Multi-Criteria Decision Analysis: Key Concepts and Techniques

Classified in Economy

Written at on English with a size of 2.59 KB.

Sensitivity Analysis

2 Members of the Restrictions:

Sensitivity analysis is important because it allows us to determine the opportunity cost of resources.

Obtain Efficient Solutions

By optimizing one objective and considering the other as a parametric constraint, we can obtain an efficient solution for each value between its ideal and anti-ideal points of the objectives included as parametric constraints in the model.

Difference in Pairwise Comparisons in AHP and PROMETHEE

There are two types of pairwise comparisons in AHP: between criteria in the same level with respect to a criterion in the next higher level and between alternatives with respect to a criterion in the next upper level of the hierarchy. PROMETHEE is only based on pairwise comparisons between alternatives.

PROMETHEE requires us to know the behavior of the alternatives for each criterion quantitatively or qualitatively through the evaluation table.

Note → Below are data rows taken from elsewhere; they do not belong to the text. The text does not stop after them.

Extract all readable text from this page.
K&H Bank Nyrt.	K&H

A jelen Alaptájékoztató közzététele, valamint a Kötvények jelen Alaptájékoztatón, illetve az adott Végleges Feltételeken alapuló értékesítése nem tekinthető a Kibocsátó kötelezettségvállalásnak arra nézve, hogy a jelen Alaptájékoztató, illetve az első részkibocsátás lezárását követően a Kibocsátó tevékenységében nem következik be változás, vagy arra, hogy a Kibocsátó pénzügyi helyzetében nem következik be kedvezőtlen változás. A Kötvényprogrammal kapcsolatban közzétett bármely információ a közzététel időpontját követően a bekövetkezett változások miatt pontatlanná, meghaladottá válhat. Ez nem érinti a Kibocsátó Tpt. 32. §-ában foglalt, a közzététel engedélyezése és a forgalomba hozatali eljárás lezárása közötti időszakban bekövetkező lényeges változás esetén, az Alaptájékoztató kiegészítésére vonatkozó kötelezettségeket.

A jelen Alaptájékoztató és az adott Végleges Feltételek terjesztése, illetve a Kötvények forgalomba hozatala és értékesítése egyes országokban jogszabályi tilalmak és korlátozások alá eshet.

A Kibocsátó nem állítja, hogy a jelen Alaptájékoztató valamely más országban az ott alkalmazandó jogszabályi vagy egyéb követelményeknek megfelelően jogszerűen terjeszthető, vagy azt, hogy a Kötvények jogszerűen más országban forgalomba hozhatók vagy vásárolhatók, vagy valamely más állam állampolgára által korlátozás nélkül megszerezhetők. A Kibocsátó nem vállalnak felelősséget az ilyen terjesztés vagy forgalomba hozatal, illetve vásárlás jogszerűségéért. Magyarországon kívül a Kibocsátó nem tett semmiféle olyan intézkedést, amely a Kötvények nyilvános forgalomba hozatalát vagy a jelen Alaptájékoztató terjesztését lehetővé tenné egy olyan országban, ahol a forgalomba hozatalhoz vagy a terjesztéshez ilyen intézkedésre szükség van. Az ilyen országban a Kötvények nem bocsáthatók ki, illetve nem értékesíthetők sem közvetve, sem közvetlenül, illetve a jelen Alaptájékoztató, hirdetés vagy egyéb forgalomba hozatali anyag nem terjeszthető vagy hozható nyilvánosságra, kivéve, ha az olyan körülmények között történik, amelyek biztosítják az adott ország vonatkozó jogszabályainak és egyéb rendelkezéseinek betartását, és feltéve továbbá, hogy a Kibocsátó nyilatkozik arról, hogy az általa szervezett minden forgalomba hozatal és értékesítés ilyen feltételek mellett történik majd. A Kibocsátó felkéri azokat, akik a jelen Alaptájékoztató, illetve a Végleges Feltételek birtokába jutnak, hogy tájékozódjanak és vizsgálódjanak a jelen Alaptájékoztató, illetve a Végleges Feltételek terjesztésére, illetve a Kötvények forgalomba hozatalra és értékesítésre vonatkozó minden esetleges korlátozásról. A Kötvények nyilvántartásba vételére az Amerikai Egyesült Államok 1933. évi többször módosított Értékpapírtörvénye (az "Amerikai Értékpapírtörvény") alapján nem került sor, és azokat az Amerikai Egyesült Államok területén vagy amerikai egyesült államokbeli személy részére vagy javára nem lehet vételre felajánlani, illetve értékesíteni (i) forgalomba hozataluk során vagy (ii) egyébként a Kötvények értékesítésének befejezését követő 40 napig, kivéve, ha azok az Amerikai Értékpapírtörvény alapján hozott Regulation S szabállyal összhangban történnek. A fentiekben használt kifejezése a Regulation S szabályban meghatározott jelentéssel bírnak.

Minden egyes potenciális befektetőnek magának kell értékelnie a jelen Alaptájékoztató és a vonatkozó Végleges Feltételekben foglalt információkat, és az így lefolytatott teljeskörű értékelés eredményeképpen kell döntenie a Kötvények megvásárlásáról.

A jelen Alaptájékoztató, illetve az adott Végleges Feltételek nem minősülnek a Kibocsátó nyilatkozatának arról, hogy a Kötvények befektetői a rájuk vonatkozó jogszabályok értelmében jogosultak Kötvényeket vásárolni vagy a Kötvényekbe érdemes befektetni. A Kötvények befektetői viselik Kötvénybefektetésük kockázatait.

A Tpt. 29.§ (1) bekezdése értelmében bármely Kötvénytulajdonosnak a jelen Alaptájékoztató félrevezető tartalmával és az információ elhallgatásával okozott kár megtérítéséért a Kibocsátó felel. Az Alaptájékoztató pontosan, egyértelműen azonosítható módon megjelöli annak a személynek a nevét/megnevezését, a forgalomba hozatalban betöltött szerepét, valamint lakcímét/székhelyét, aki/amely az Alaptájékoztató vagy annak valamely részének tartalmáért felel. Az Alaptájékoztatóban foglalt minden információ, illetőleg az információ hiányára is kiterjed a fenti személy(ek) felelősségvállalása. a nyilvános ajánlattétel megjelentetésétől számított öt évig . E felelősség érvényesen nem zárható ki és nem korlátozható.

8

AHP only needs the relative contribution of an alternative over another with respect to a criterion, based on expert judgments.

Efficient Frontier in Efficient Portfolios

The efficient frontier shows the minimum risk of a portfolio, measured as standard deviation, for each value of the portfolio's total return.

Local Priorities

Local priorities are obtained from the pairwise comparison matrix when you compare criteria in the same level of the hierarchy with respect to a criterion in the next upper level or when you compare alternatives with respect to a criterion in the next upper level of the hierarchy.

Global Priorities

Global priorities are obtained by weighting the local priorities of the alternatives with the priorities of the criteria. They allow us to select and prioritize the alternatives in a decision problem.

Variance of Markowitz Model for Efficient Portfolios

Objectives of Investors

The values of the decision variables xi (i = 1, 2... n) represent the proportion of each asset i in the portfolio. The objectives of investors are to maximize the expected return and minimize the total risk of the portfolio.

Expected Return

The expected return of a portfolio R(X) is the weighted sum of the individual average returns from the n assets that compose the portfolio, where the weights are the proportions of each asset, which are the decision variables of the model.

Risk of the Portfolio

The risk of the portfolio is measured by the variance of the portfolio's total return V(X).